As a final remark, it should be noted that, contextually to the Amending Regulation, also Regulation (EU) 2021/558 of 31 March 2021 (the Regulation 558) has been enacted. Regulation 558 has introduced certain amendments to the CRR, providing for a specific treatment of NPE securitisations and the senior positions in STS BSS, as further summarized below:
- Treatment of NPE securitisations: a specific treatment for the securitisation of NPEs has been introduced, as the current prudential framework for securitisation set out in the CRR, when applied to securitisations of NPEs, led to disproportionate capital requirements because the Securitisation Internal Ratings Based Approach (SEC-IRBA) and the Securitisation Standardised Approach (SEC-SA) are not consistent with the specific risk drivers of NPEs. For this reason, it has been specified, inter alia, that:
- the risk weight for a position in an NPE securitisation shall be calculated in accordance with Article 254 or 267 of the CRR, subject to a floor of 100% (except when Article 263 is applied);
- by way of derogation from the paragraph above, institutions shall assign a risk weight of 100% to the senior securitisation position in a qualifying traditional NPE securitisation (except when Article 263 is applied); and
- for the purpose of Article 268(1) of the CRR, expected losses associated with exposures underlying a qualifying traditional NPE securitisation shall be included after deduction of the non-refundable purchase price discount and, where applicable, any additional specific credit risk adjustments.
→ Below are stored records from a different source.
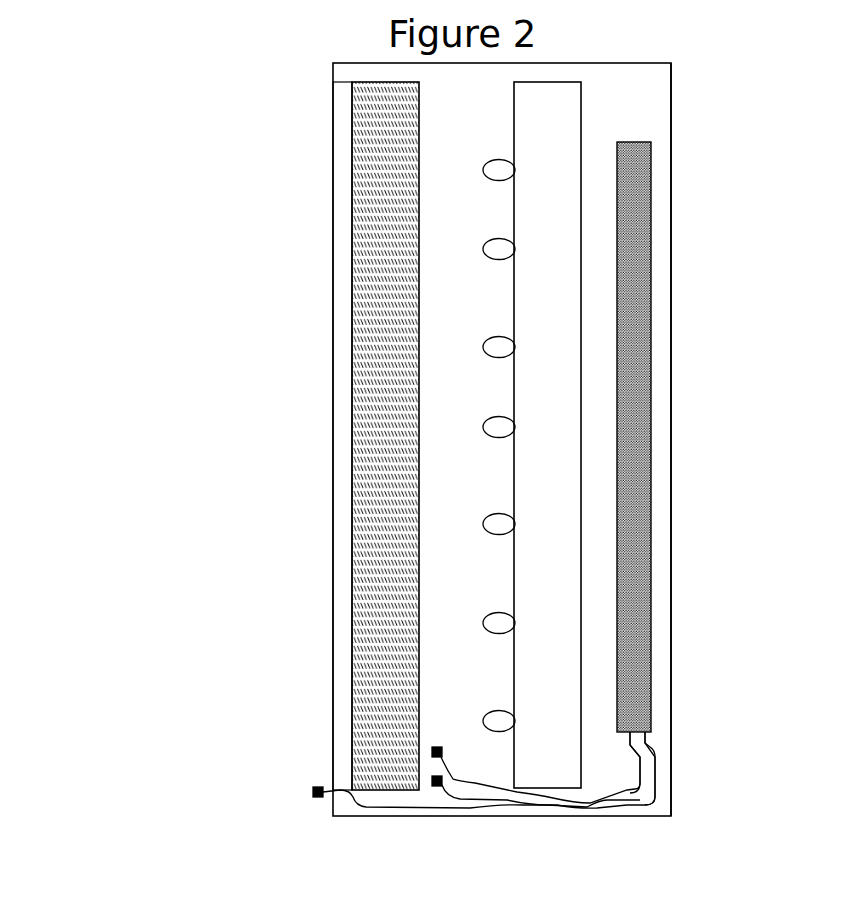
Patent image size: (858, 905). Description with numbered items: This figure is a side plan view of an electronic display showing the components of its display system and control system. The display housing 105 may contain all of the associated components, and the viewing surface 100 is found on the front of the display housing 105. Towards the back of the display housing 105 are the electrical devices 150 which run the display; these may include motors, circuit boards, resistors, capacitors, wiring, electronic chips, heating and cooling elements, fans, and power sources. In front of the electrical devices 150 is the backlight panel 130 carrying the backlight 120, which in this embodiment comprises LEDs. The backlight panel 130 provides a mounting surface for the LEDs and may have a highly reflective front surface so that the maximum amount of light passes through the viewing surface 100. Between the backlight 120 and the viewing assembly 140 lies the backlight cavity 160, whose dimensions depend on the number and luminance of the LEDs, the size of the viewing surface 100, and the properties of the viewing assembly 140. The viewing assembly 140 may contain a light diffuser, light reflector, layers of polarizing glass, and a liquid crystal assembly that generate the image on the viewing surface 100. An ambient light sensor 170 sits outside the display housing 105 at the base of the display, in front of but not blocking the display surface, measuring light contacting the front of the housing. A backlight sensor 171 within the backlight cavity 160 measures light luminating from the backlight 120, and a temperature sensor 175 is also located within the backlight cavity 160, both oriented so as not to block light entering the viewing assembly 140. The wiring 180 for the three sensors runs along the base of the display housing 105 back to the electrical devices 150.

The viewing surface 100 is at (343, 272).
The display housing 105 is at (672, 508).
The backlight 120 is at (482, 168).
The backlight panel 130 is at (553, 122).
The viewing assembly 140 is at (360, 653).
The electrical devices 150 is at (635, 659).
The backlight cavity 160 is at (450, 457).
The ambient light sensor 170 is at (312, 783).
The backlight sensor 171 is at (445, 760).
The temperature sensor 175 is at (428, 788).
The wiring 180 is at (643, 787).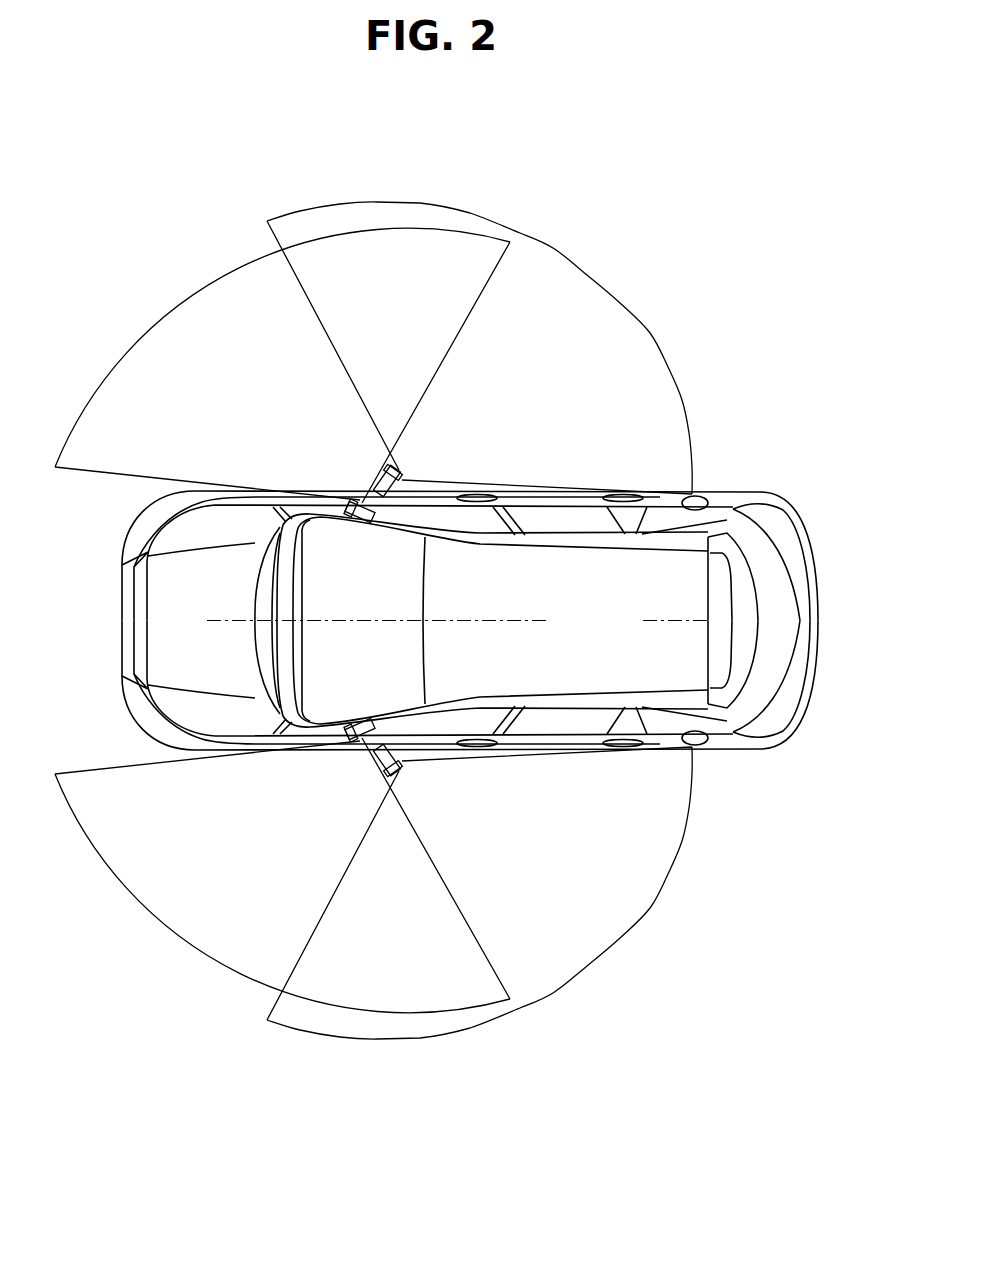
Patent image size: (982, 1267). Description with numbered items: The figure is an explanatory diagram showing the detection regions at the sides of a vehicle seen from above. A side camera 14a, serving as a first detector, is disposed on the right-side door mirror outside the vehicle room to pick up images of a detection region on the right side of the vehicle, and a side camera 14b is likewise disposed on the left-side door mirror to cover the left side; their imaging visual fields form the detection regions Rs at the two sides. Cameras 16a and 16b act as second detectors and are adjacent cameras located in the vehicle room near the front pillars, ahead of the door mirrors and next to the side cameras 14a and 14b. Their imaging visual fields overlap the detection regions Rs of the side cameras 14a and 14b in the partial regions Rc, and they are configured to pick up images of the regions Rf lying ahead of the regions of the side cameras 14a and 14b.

- Senior positions in STS BSS: a specific framework for STS BSS has been introduced, providing that an originator institution may calculate the risk-weighted exposure amounts of an STS BSS in accordance with Articles 260 (Treatment of STS securitisations under the SEC-IRBA), 262 (Treatment of STS securitisations under the SEC-SA) or 264 (Treatment of STS securitisations under the SEC-ERBA) of the CRR, as applicable, where both of the following conditions are met:
- the securitisation meets the requirements set out in Article 243(2) of the CRR; and
- the position qualifies as the senior securitisation position.